Lisa didn’t argue any more. Bellville had made up its collective mind—with one exception—and perhaps it was just as well. Curiosity had a cover.
And that was why she was here, wasn’t it? What other reason? Lisa could ask herself the question; she couldn’t answer. By this time she had crossed the threshold into a huge room—two rooms, perhaps, with the original partition removed. A row of tall windows, curtained and draped in the ornate period of the house, faced the street side of the room; and down its center ran twin rows of glass cases in which were displayed various items associated with Martin Cornish: old photographs, original manuscripts, medals and awards. Lisa walked between the rows, seeing and not seeing. It was so incomplete. It was so dead. One might almost have expected to find Martin Cornish embalmed and laid out in one of those cases, except, of course, that Martin Cornish had been burned by fire. The death of heroes … and heretics.
At the end of the rows stood the piano, carefully roped from careless hands. Carefully roped, but not immune from trespass. A huge gray cat was sleeping on the covered keys. She opened her eyes and scrutinized Lisa with solemn eyes, then yawned and closed her eyes again. Let sleeping cats lie, Lisa thought.
She turned back. The museum depressed her. The manuscripts in those cases were yellowed with years. Dead
years. It was the living she cared about, not the dead. But on the opposite wall from the windows stood a wide mantel, and above the mantel, separated from its mate by a bronze plaque inscribed with names and dates, was the portrait. The portrait wasn’t dead. The portrait held Lisa—held her with eyes, deep and brooding, held her with hands, long and slender, held her with lips, full, almost feminine, that seemed still warm, still on the verge of speech. No, the portrait wasn’t dead. The portrait was Martin Cornish, and the years were swept away.

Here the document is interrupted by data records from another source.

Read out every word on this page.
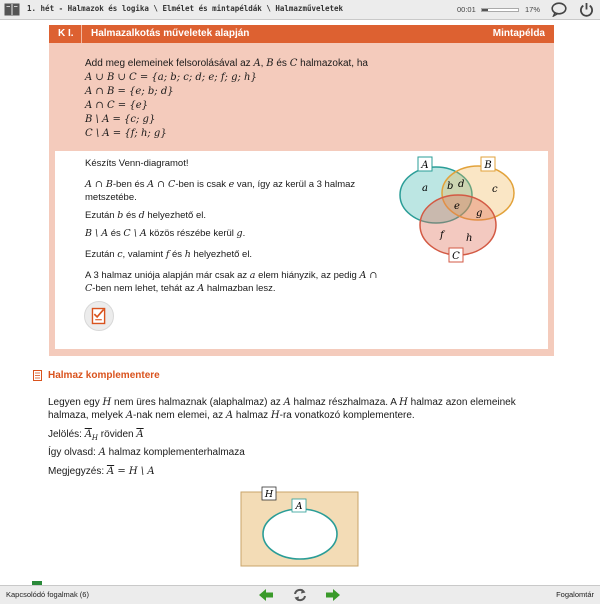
1. hét - Halmazok és logika \ Elmélet és mintapéldák \ Halmazműveletek	00:01	17%
K I. Halmazalkotás műveletek alapján	Mintapélda
Add meg elemeinek felsorolásával az A, B és C halmazokat, ha
A ∪ B ∪ C = {a; b; c; d; e; f; g; h}
A ∩ B = {e; b; d}
A ∩ C = {e}
B \ A = {c; g}
C \ A = {f; h; g}
Készíts Venn-diagramot!
A ∩ B-ben és A ∩ C-ben is csak e van, így az kerül a 3 halmaz metszetébe.
Ezután b és d helyezhető el.
B \ A és C \ A közös részébe kerül g.
Ezután c, valamint f és h helyezhető el.
A 3 halmaz uniója alapján már csak az a elem hiányzik, az pedig A ∩ C-ben nem lehet, tehát az A halmazban lesz.
A	B
C
a b d	c
e
g
f h
Halmaz komplementere
Legyen egy H nem üres halmaznak (alaphalmaz) az A halmaz részhalmaza. A H halmaz azon elemeinek halmaza, melyek A-nak nem elemei, az A halmaz H-ra vonatkozó komplementere.
Jelölés: $\overline{A}_H$ röviden $\overline{A}$
Így olvasd: A halmaz komplementerhalmaza
Megjegyzés: $\overline{A} = H$ \ A
H
A
Kapcsolódó fogalmak (6)	Fogalomtár
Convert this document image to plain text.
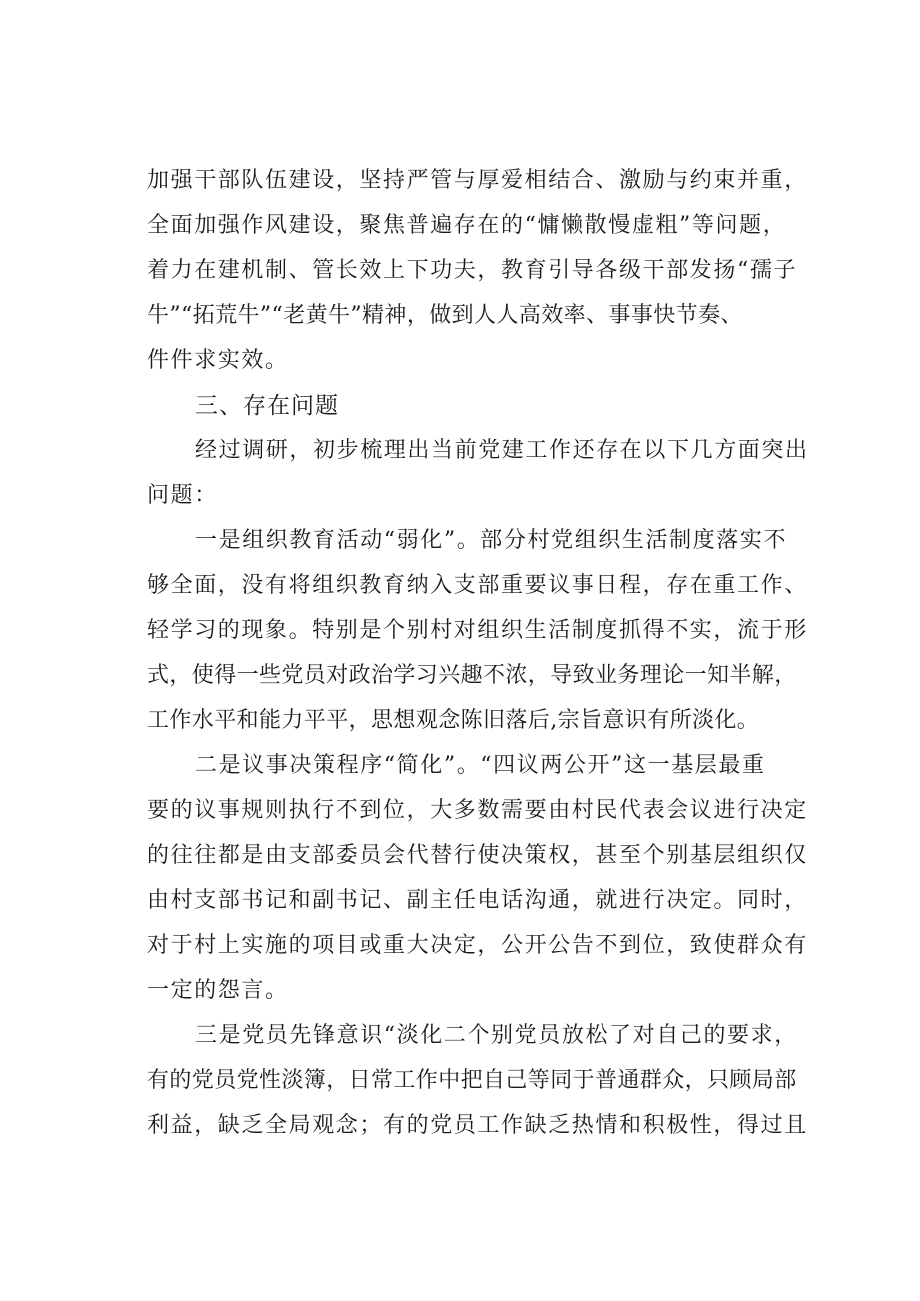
加强干部队伍建设，坚持严管与厚爱相结合、激励与约束并重，
全面加强作风建设，聚焦普遍存在的“慵懒散慢虚粗”等问题，
着力在建机制、管长效上下功夫，教育引导各级干部发扬“孺子
牛”“拓荒牛”“老黄牛”精神，做到人人高效率、事事快节奏、
件件求实效。
三、存在问题
经过调研，初步梳理出当前党建工作还存在以下几方面突出
问题：
一是组织教育活动“弱化”。部分村党组织生活制度落实不
够全面，没有将组织教育纳入支部重要议事日程，存在重工作、
轻学习的现象。特别是个别村对组织生活制度抓得不实，流于形
式，使得一些党员对政治学习兴趣不浓，导致业务理论一知半解，
工作水平和能力平平，思想观念陈旧落后,宗旨意识有所淡化。
二是议事决策程序“简化”。“四议两公开”这一基层最重
要的议事规则执行不到位，大多数需要由村民代表会议进行决定
的往往都是由支部委员会代替行使决策权，甚至个别基层组织仅
由村支部书记和副书记、副主任电话沟通，就进行决定。同时，
对于村上实施的项目或重大决定，公开公告不到位，致使群众有
一定的怨言。
三是党员先锋意识“淡化二个别党员放松了对自己的要求，
有的党员党性淡簿，日常工作中把自己等同于普通群众，只顾局部
利益，缺乏全局观念；有的党员工作缺乏热情和积极性，得过且
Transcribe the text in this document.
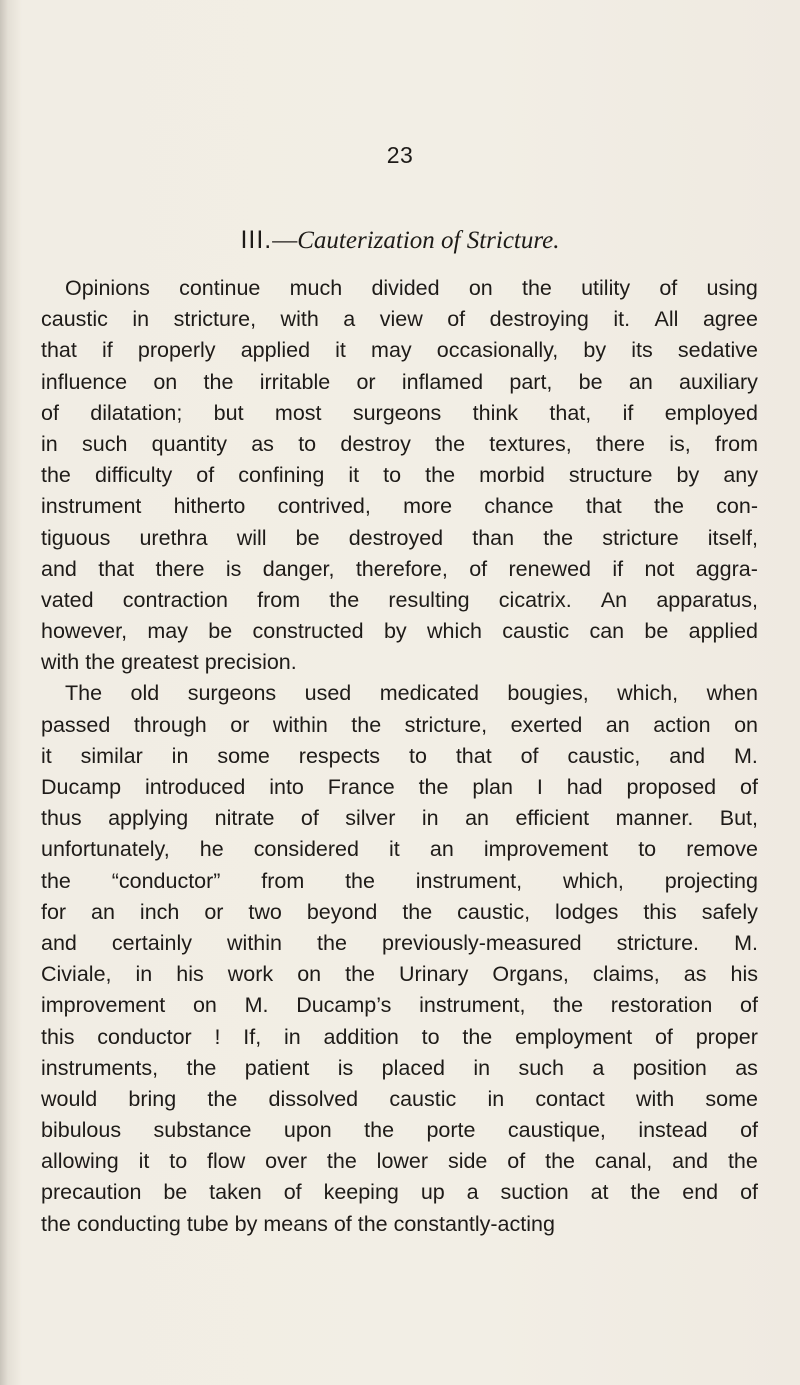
23
III.—Cauterization of Stricture.
Opinions continue much divided on the utility of using
caustic in stricture, with a view of destroying it. All agree
that if properly applied it may occasionally, by its sedative
influence on the irritable or inflamed part, be an auxiliary
of dilatation; but most surgeons think that, if employed
in such quantity as to destroy the textures, there is, from
the difficulty of confining it to the morbid structure by any
instrument hitherto contrived, more chance that the con-
tiguous urethra will be destroyed than the stricture itself,
and that there is danger, therefore, of renewed if not aggra-
vated contraction from the resulting cicatrix. An apparatus,
however, may be constructed by which caustic can be applied
with the greatest precision.
The old surgeons used medicated bougies, which, when
passed through or within the stricture, exerted an action on
it similar in some respects to that of caustic, and M.
Ducamp introduced into France the plan I had proposed of
thus applying nitrate of silver in an efficient manner. But,
unfortunately, he considered it an improvement to remove
the “conductor” from the instrument, which, projecting
for an inch or two beyond the caustic, lodges this safely
and certainly within the previously-measured stricture. M.
Civiale, in his work on the Urinary Organs, claims, as his
improvement on M. Ducamp’s instrument, the restoration of
this conductor ! If, in addition to the employment of proper
instruments, the patient is placed in such a position as
would bring the dissolved caustic in contact with some
bibulous substance upon the porte caustique, instead of
allowing it to flow over the lower side of the canal, and the
precaution be taken of keeping up a suction at the end of
the conducting tube by means of the constantly-acting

But Martin Cornish wasn’t free even here. The bronze plaque was between them, and Nydia, like a proud possessor, was nearby. Old. This was the word Lisa thought as she looked at the other portrait. Old and unlovely. And yet she couldn’t have been so old when the portrait was painted. Probably no more than Cornish’s age when he died. The narrow nostrils, the tight mouth, the hard eyes—they were ageless. They had never known youth. Or am I seeing what I want to see? Lisa backed away from the mantel. With other eyes, in another light, the woman might look regal, strong. Eyes were always deceiving. Eyes see what the mind thinks.
I’m falling into a trap, Lisa thought. I’m having my mind made up for me before I’ve even started to learn.

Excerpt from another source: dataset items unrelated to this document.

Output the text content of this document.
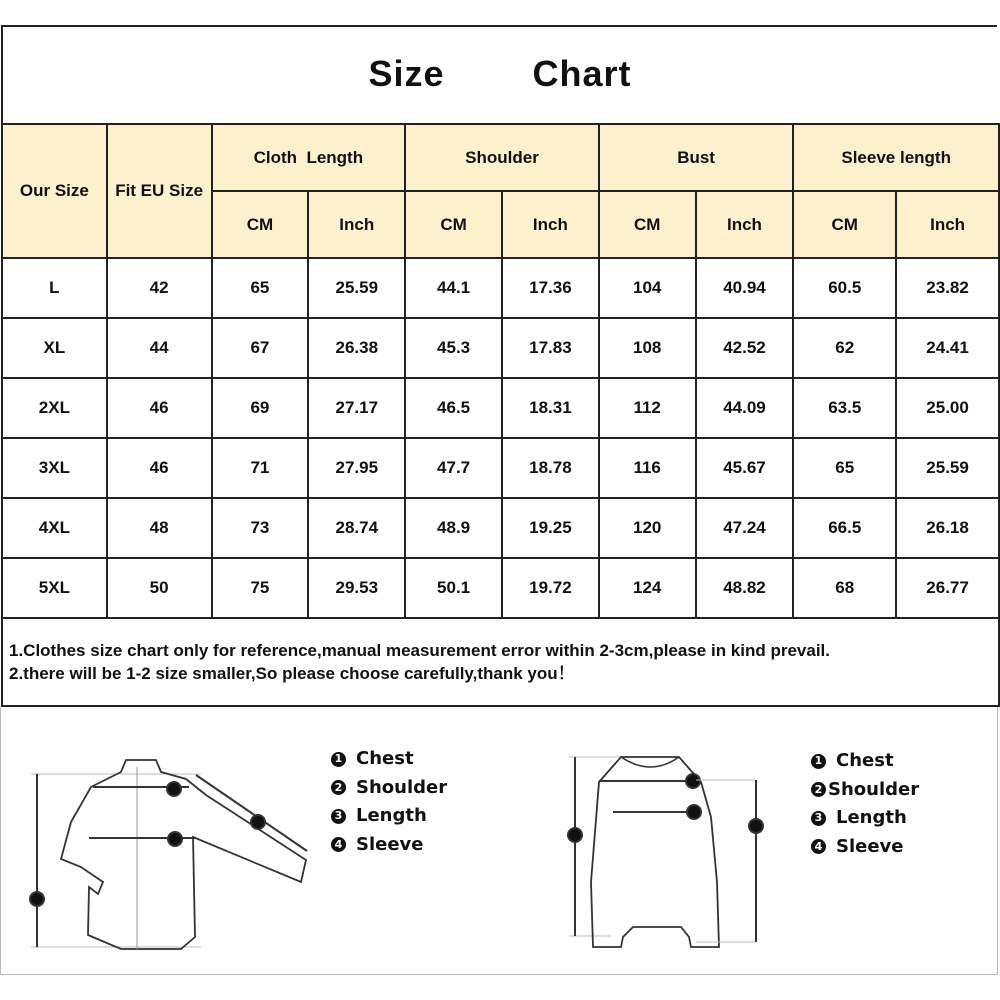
Size Chart
Our Size	Fit EU Size	Cloth  Length		Shoulder		Bust		Sleeve length	
		CM	Inch	CM	Inch	CM	Inch	CM	Inch
L	42	65	25.59	44.1	17.36	104	40.94	60.5	23.82
XL	44	67	26.38	45.3	17.83	108	42.52	62	24.41
2XL	46	69	27.17	46.5	18.31	112	44.09	63.5	25.00
3XL	46	71	27.95	47.7	18.78	116	45.67	65	25.59
4XL	48	73	28.74	48.9	19.25	120	47.24	66.5	26.18
5XL	50	75	29.53	50.1	19.72	124	48.82	68	26.77
1.Clothes size chart only for reference,manual measurement error within 2-3cm,please in kind prevail.
2.there will be 1-2 size smaller,So please choose carefully,thank you！
1 Chest
2 Shoulder
3 Length
4 Sleeve
1 Chest
2 Shoulder
3 Length
4 Sleeve
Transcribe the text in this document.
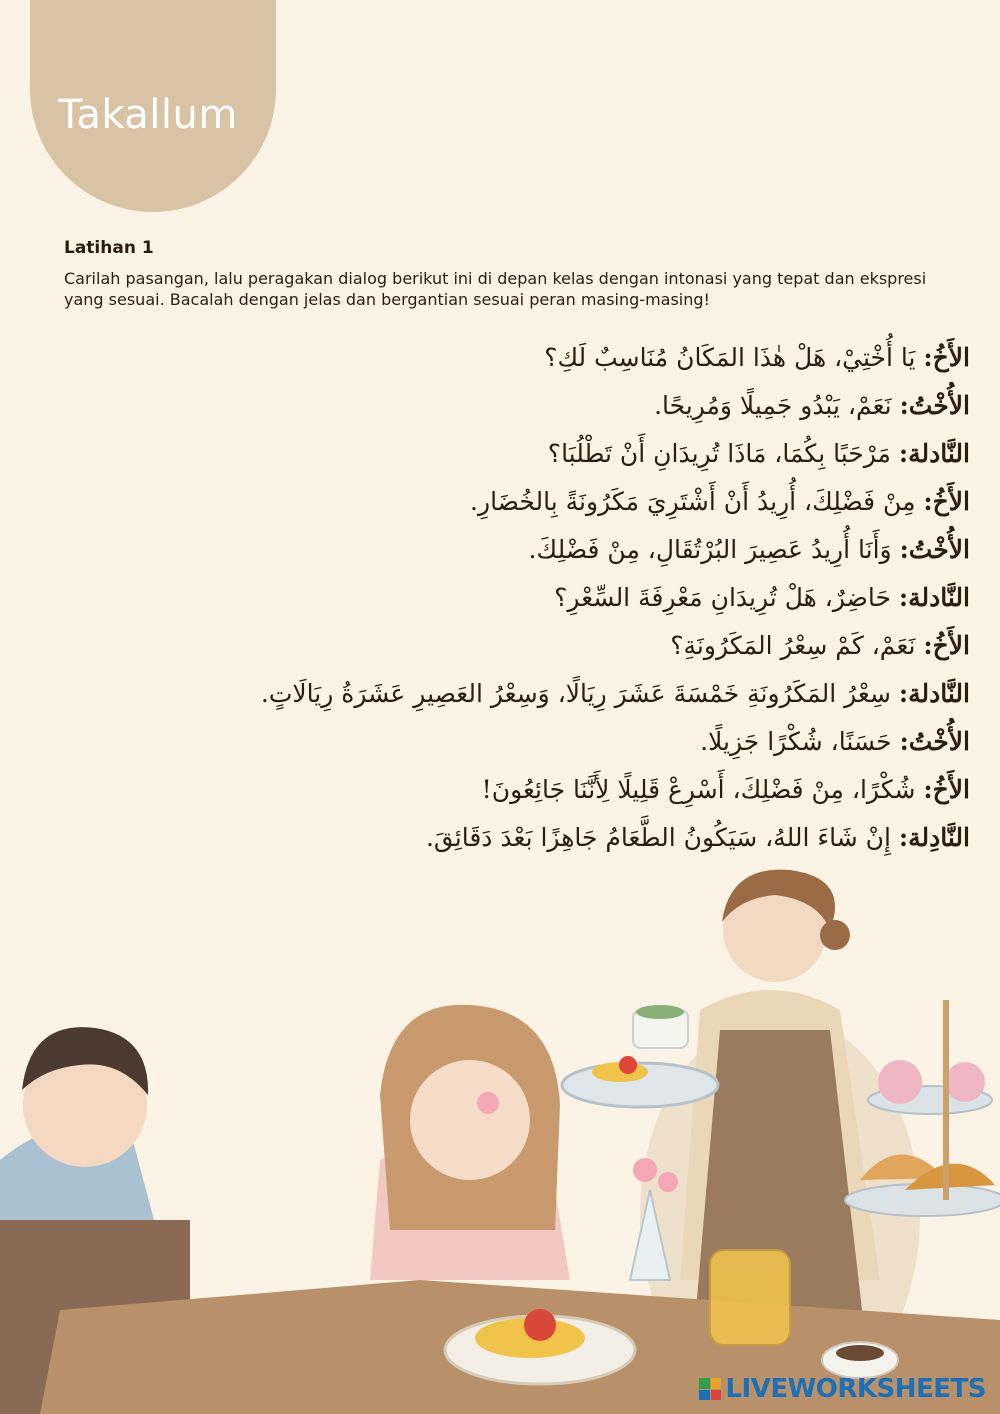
Takallum
Latihan 1
Carilah pasangan, lalu peragakan dialog berikut ini di depan kelas dengan intonasi yang tepat dan ekspresi yang sesuai. Bacalah dengan jelas dan bergantian sesuai peran masing-masing!
الأَخُ: يَا أُخْتِيْ، هَلْ هٰذَا المَكَانُ مُنَاسِبٌ لَكِ؟
الأُخْتُ: نَعَمْ، يَبْدُو جَمِيلًا وَمُرِيحًا.
النَّادلة: مَرْحَبًا بِكُمَا، مَاذَا تُرِيدَانِ أَنْ تَطْلُبَا؟
الأَخُ: مِنْ فَضْلِكَ، أُرِيدُ أَنْ أَشْتَرِيَ مَكَرُونَةً بِالخُضَارِ.
الأُخْتُ: وَأَنَا أُرِيدُ عَصِيرَ البُرْتُقَالِ، مِنْ فَضْلِكَ.
النَّادلة: حَاضِرٌ، هَلْ تُرِيدَانِ مَعْرِفَةَ السِّعْرِ؟
الأَخُ: نَعَمْ، كَمْ سِعْرُ المَكَرُونَةِ؟
النَّادلة: سِعْرُ المَكَرُونَةِ خَمْسَةَ عَشَرَ رِيَالًا، وَسِعْرُ العَصِيرِ عَشَرَةُ رِيَالَاتٍ.
الأُخْتُ: حَسَنًا، شُكْرًا جَزِيلًا.
الأَخُ: شُكْرًا، مِنْ فَضْلِكَ، أَسْرِعْ قَلِيلًا لِأَنَّنَا جَائِعُونَ!
النَّادِلة: إِنْ شَاءَ اللهُ، سَيَكُونُ الطَّعَامُ جَاهِزًا بَعْدَ دَقَائِقَ.
LIVEWORKSHEETS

And then her gaze fell away from the portraits and dropped to the mantel itself. There was something printed on a small, framed card below the plaque.

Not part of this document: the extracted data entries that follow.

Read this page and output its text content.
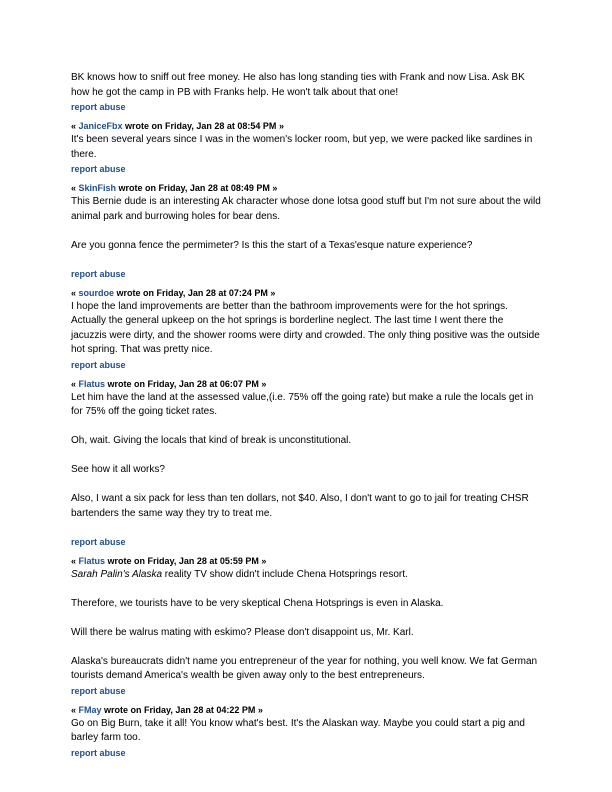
BK knows how to sniff out free money. He also has long standing ties with Frank and now Lisa. Ask BK how he got the camp in PB with Franks help. He won't talk about that one!

report abuse
« JaniceFbx wrote on Friday, Jan 28 at 08:54 PM »

It's been several years since I was in the women's locker room, but yep, we were packed like sardines in there.

report abuse
« SkinFish wrote on Friday, Jan 28 at 08:49 PM »

This Bernie dude is an interesting Ak character whose done lotsa good stuff but I'm not sure about the wild animal park and burrowing holes for bear dens.

Are you gonna fence the permimeter? Is this the start of a Texas'esque nature experience?

report abuse
« sourdoe wrote on Friday, Jan 28 at 07:24 PM »

I hope the land improvements are better than the bathroom improvements were for the hot springs. Actually the general upkeep on the hot springs is borderline neglect. The last time I went there the jacuzzis were dirty, and the shower rooms were dirty and crowded. The only thing positive was the outside hot spring. That was pretty nice.

report abuse
« Flatus wrote on Friday, Jan 28 at 06:07 PM »

Let him have the land at the assessed value,(i.e. 75% off the going rate) but make a rule the locals get in for 75% off the going ticket rates.

Oh, wait. Giving the locals that kind of break is unconstitutional.

See how it all works?

Also, I want a six pack for less than ten dollars, not $40. Also, I don't want to go to jail for treating CHSR bartenders the same way they try to treat me.

report abuse
« Flatus wrote on Friday, Jan 28 at 05:59 PM »

Sarah Palin's Alaska reality TV show didn't include Chena Hotsprings resort.

Therefore, we tourists have to be very skeptical Chena Hotsprings is even in Alaska.

Will there be walrus mating with eskimo? Please don't disappoint us, Mr. Karl.

Alaska's bureaucrats didn't name you entrepreneur of the year for nothing, you well know. We fat German tourists demand America's wealth be given away only to the best entrepreneurs.

report abuse
« FMay wrote on Friday, Jan 28 at 04:22 PM »

Go on Big Burn, take it all! You know what's best. It's the Alaskan way. Maybe you could start a pig and barley farm too.

report abuse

This house donated to the Martin
Cornish Memorial Society by the
will of Alistair Hubbard
1865-1946
Alistair Hubbard. This name had meaning after Ruth Graham’s remarks. This name belonged to an old man who couldn’t find his heart medicine in time. Or was this more gossip? Lisa barely glanced at the names on the plaque—former award winners of past years. The room was full of death again. For a moment she wanted to beg off from the whole thing, leave the museum and let the committee struggle along with what distinguished citizens it already had; but it was too late. The instant she turned back toward the doorway, she knew that it was much too late. A portrait had come to life. Nydia Bell Cornish was staring at her from across the room.
Was the recognition mutual? Lisa hung onto the silence, reluctant to let go. Nydia, no doubt of that. The same face, the same eyes. Old. Still old, yet hardly older. She wasn’t a tall woman, and yet she seemed to stand taller than she was. Tall, straight-backed, proud. She wore a dark linen suit that was rather defiantly disdainful of style, and a wide-brimmed Leghorn straw of black that partially shadowed her face. Lisa hung onto the silence. A queen spoke first.